Dollar Edges Lower as Currency Markets Pull Back on Friday’s Moves

Dollar Edges Lower as Currency Markets Pull Back on Friday’s Moves
U.S. dollar banknotes are displayed in this illustration taken on Feb 14, 2022. Dado Ruvic/Reuters
Reuters
Updated:

LONDON—The dollar fell on Monday, losing some of the gains it had made from Friday’s U.S. jobs data, as currency markets pulled back on their initial reaction and waited for Wednesday’s inflation data to give more clues about the Federal Reserve’s next steps.

Higher-than-expected U.S. employment figures last week saw the dollar strengthen against major peers because the data was seen by traders as an indication that the Fed could raise interest rates more aggressively to combat inflation.

But this move cooled on Monday, with the dollar index slipping to 106.51 by 1035 GMT, down 0.1 percent on the day, compared with Friday’s 10-day high of 106.930.

Traders were pricing in a roughly 69 percent chance of the Fed raising rates by 75 basis points (bps) at its September meeting, according to Refinitiv data.

Fed Governor Michelle Bowman said on Saturday that the U.S. central bank should consider more 75 bps hikes at coming meetings to bring inflation back down.

“The U.S. dollar has been supported by the combination of stronger U.S. economic data releases and hawkish comments from regional Fed presidents that have encouraged market participants to push back expectations for a dovish policy pivot from Fed,” wrote MUFG currency analysts Derek Halpenny and Lee Hardman in a note to clients.

“We believe there is room for the U.S. dollar to rebound further in the near-term, and have recommended a new long USD/CAD trade idea to reflect our bullish outlook for the U.S. dollar.”

Markets are now waiting for U.S. inflation data on Wednesday. Analysts polled by Reuters expect annual inflation to have eased to 8.7 percent in July from 9.1 percent previously.

High inflation combined with Friday’s labor market reading could push the market to fully price in 75 basis points of Fed hikes for September, according to Tim Graf, head of EMEA macro strategy at State Street.

“If you have both things (jobs growth and inflation) still running very very hot then it becomes very difficult, I think, to back away from another 75 basis point hike,” he said.

As European stock indexes ticked higher, riskier currencies strengthened. The Australian dollar, which is seen as a proxy for risk appetite, recovered following Friday’s losses, up 0.8 percent on the day at $0.6964.

The New Zealand dollar was up 0.5 percent at $0.62725.
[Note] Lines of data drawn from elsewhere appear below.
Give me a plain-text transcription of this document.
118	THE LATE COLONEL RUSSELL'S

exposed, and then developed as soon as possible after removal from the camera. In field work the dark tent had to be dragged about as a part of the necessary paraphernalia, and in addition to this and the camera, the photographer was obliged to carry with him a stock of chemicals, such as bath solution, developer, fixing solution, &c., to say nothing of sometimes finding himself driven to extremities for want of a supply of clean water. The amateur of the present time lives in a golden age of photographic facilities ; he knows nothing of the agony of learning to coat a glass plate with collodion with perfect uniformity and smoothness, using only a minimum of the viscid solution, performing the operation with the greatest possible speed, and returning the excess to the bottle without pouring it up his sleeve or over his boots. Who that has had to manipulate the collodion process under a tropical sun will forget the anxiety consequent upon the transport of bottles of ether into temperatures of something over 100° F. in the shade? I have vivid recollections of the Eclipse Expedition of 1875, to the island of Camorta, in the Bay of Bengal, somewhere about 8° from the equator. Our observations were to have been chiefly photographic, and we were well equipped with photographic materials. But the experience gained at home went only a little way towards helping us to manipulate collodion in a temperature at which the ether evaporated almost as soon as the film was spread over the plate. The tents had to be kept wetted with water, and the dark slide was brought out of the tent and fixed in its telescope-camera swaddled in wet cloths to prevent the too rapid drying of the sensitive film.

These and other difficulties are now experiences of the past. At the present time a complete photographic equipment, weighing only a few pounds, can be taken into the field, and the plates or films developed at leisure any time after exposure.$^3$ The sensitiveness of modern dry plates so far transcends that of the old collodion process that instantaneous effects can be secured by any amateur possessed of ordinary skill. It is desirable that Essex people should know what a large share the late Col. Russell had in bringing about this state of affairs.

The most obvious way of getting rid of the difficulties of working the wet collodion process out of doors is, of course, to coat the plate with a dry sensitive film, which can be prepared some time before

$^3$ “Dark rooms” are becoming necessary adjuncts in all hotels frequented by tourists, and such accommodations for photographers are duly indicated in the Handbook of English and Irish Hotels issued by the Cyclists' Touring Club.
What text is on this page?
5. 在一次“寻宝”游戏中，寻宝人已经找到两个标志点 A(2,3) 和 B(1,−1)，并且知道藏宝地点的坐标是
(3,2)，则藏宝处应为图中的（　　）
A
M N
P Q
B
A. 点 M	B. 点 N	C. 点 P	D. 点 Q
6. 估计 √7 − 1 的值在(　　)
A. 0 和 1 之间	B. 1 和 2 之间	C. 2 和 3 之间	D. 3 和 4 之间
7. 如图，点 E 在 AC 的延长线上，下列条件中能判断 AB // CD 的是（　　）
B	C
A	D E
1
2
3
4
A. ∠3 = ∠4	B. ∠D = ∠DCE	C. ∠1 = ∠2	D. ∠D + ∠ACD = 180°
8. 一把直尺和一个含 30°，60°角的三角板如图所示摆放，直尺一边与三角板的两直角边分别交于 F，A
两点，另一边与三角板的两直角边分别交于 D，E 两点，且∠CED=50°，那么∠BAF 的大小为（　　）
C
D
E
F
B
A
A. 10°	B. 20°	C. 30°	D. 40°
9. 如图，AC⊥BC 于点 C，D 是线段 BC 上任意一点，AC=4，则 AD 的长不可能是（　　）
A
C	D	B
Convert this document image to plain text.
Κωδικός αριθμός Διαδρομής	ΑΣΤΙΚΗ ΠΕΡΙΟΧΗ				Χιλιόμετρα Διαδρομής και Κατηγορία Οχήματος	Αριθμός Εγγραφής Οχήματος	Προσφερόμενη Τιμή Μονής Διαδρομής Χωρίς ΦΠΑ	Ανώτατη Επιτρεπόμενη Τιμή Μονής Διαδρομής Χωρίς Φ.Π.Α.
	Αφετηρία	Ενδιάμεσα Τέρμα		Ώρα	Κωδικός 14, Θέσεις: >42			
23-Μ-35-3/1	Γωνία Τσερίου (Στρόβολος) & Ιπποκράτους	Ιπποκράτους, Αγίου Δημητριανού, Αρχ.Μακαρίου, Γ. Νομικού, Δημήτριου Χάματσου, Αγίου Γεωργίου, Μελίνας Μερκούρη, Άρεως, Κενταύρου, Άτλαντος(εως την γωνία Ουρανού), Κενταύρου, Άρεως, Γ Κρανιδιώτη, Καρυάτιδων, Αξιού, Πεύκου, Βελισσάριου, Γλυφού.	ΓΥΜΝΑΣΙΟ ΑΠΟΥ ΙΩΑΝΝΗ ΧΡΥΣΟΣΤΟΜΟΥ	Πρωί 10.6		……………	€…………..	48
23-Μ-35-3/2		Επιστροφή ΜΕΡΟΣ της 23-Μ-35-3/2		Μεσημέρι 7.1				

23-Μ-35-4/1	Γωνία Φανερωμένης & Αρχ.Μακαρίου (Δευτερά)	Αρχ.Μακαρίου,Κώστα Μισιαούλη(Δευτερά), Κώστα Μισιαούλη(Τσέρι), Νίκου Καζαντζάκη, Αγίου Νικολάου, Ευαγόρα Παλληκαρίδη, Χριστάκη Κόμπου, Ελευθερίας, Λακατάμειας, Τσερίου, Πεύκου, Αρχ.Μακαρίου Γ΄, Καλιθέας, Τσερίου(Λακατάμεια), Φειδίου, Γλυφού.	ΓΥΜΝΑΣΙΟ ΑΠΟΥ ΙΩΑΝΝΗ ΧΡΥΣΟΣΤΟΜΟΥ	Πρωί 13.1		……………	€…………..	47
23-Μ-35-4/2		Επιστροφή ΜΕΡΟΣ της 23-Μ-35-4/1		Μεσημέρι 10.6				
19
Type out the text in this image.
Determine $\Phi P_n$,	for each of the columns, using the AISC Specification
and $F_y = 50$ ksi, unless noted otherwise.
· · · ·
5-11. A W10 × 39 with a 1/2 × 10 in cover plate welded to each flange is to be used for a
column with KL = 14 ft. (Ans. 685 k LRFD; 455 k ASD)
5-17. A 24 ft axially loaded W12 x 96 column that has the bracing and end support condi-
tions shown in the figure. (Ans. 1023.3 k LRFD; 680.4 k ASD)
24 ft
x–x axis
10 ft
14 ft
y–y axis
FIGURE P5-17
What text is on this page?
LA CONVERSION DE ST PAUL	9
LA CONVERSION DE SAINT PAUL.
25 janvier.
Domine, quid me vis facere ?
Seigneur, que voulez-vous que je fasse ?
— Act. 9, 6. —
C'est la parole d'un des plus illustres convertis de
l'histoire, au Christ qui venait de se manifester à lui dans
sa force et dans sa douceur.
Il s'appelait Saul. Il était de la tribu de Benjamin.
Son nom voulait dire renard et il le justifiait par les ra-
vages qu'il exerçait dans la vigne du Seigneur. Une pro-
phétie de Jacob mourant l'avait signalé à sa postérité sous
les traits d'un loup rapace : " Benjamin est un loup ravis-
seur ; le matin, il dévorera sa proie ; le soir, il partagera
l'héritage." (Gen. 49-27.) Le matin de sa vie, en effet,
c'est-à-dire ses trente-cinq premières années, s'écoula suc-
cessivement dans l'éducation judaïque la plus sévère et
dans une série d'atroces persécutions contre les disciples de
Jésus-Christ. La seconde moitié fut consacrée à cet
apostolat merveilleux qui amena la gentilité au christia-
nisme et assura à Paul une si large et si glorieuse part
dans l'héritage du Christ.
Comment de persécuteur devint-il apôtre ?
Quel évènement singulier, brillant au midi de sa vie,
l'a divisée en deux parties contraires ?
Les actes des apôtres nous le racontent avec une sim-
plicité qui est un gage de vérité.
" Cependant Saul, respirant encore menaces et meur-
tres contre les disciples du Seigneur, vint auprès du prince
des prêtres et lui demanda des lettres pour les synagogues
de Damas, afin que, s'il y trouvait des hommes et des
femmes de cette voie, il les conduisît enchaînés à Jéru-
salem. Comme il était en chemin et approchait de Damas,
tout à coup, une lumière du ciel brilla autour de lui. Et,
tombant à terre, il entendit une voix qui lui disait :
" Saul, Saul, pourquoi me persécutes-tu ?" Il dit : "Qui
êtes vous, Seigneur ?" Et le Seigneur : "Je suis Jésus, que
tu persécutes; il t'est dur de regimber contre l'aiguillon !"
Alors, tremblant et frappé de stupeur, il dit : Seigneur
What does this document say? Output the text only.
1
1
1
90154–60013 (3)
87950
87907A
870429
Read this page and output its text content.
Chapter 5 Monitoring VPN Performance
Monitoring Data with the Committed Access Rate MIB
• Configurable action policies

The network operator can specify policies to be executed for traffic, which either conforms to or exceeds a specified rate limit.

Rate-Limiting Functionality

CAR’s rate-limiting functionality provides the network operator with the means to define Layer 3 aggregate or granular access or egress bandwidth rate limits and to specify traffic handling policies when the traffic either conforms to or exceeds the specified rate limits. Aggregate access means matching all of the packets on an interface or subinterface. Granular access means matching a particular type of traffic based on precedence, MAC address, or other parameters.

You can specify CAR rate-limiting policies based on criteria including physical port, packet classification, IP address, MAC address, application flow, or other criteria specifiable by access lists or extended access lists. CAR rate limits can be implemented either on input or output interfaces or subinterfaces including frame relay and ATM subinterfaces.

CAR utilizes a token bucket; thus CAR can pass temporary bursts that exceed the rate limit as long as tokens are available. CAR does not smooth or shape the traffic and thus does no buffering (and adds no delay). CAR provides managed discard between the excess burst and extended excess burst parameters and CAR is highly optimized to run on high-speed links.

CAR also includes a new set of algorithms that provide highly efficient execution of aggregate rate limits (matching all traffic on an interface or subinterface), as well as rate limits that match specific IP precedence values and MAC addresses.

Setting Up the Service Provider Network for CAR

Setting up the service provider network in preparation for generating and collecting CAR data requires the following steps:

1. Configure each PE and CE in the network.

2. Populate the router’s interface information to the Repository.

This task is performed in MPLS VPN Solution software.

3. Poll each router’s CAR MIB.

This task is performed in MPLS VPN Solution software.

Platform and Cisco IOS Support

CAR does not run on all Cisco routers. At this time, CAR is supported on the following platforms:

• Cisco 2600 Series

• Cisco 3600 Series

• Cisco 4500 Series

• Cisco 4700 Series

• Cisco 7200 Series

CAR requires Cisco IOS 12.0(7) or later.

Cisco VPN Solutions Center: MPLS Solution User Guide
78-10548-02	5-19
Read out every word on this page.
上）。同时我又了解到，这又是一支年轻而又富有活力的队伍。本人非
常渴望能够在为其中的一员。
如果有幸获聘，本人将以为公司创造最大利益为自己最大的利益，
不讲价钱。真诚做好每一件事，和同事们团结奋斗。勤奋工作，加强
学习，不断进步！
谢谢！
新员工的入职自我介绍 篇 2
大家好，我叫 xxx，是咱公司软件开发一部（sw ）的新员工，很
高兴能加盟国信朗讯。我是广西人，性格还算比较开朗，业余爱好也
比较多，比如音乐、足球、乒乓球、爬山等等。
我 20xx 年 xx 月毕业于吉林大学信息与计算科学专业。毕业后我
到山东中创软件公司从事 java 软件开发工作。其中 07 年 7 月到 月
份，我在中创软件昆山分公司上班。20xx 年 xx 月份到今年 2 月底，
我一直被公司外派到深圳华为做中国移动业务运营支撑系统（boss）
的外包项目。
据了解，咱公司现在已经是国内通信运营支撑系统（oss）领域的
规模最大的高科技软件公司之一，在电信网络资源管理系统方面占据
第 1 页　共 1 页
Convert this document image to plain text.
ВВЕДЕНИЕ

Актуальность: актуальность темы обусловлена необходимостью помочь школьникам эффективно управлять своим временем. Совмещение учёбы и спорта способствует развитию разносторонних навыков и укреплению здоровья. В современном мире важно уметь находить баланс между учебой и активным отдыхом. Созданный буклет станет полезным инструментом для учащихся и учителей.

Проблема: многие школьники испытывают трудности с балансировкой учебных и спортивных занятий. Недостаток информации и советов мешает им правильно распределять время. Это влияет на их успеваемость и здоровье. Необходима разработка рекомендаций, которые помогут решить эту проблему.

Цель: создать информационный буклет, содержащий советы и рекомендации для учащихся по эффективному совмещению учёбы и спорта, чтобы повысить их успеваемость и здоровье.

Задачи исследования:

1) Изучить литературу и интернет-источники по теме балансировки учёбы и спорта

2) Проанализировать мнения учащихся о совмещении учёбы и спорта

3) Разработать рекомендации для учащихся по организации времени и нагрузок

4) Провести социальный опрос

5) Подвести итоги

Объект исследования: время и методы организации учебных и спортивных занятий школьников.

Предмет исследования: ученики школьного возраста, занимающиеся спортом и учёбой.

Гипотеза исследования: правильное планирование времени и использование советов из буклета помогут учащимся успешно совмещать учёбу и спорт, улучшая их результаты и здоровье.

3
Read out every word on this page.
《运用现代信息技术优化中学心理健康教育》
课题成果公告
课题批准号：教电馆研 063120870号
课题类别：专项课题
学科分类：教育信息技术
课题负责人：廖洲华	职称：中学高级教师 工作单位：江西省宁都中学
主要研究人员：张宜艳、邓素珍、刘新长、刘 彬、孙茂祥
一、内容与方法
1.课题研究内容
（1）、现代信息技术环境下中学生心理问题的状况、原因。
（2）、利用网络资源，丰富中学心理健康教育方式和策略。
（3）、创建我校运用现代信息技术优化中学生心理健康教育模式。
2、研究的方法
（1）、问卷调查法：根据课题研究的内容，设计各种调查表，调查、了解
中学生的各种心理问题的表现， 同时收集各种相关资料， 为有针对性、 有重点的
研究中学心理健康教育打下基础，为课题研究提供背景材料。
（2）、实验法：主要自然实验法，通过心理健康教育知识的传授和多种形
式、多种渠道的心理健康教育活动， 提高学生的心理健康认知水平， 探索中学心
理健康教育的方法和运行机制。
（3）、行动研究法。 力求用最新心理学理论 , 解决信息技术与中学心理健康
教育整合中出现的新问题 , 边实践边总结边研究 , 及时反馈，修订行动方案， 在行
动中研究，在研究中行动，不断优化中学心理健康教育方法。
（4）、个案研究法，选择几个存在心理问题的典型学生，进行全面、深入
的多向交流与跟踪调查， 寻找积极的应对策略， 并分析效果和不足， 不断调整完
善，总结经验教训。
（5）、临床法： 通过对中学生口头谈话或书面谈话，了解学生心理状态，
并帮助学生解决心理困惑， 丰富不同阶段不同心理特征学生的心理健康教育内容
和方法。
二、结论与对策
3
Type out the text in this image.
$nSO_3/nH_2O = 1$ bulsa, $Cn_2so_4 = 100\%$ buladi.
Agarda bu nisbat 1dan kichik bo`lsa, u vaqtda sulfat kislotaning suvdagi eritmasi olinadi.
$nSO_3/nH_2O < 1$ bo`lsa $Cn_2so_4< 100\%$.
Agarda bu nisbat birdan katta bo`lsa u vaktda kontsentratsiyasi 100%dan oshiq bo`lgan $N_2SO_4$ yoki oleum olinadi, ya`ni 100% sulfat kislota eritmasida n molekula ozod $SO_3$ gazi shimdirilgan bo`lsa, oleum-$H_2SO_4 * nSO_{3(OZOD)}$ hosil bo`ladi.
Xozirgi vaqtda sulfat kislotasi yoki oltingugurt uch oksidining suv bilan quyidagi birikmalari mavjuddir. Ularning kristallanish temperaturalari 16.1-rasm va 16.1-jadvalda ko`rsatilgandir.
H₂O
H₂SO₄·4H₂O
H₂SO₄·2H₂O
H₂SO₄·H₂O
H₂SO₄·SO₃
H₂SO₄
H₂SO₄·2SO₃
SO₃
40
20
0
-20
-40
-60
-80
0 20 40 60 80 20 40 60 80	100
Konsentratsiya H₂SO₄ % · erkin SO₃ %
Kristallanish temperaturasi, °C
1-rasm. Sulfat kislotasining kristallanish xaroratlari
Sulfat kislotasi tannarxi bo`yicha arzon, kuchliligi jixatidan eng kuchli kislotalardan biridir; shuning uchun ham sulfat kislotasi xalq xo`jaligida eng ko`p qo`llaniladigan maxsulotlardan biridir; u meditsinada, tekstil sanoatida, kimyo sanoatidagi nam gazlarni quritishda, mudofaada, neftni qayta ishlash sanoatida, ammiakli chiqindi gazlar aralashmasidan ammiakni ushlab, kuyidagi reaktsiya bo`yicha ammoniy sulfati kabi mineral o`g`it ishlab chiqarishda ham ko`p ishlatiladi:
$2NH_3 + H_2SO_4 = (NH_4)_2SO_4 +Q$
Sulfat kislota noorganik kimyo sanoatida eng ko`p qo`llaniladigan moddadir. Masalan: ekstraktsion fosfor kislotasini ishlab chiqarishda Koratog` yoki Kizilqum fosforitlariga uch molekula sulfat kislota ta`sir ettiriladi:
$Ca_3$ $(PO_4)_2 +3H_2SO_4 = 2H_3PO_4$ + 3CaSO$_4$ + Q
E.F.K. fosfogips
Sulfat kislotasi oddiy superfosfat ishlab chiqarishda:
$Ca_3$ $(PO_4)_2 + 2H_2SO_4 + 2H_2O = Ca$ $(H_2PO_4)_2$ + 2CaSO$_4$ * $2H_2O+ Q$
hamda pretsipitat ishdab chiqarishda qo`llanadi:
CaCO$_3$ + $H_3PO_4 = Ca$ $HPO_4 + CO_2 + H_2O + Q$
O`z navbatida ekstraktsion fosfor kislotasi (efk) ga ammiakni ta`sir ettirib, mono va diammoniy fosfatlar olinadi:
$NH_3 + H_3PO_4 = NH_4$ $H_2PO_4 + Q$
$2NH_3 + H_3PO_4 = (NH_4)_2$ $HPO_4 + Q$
The dollar was flat versus the yen, with the pair changing hands at 134.99.

Eurozone bond yields fell back down after having gained following the jobs data on Friday. Italian bonds appeared to brush off a decision by Moody’s to lower Italy’s ratings outlook.

The euro was down 0.1 percent at $1.0187.

“If quiet summer markets prompt renewed interest in the carry trade, the euro will probably be one of the preferred funding currencies,” said ING FX analyst Chris Turner in a client note.

The British pound was up 0.1 percent at $1.2083.

Foreign Secretary Liz Truss—who is expected to replace Boris Johnson as prime minister next month— has said she plans to hold a review of the Bank of England’s mandate.

Markets showed little reaction to China announcing fresh military drills in the seas and airspace around Taiwan.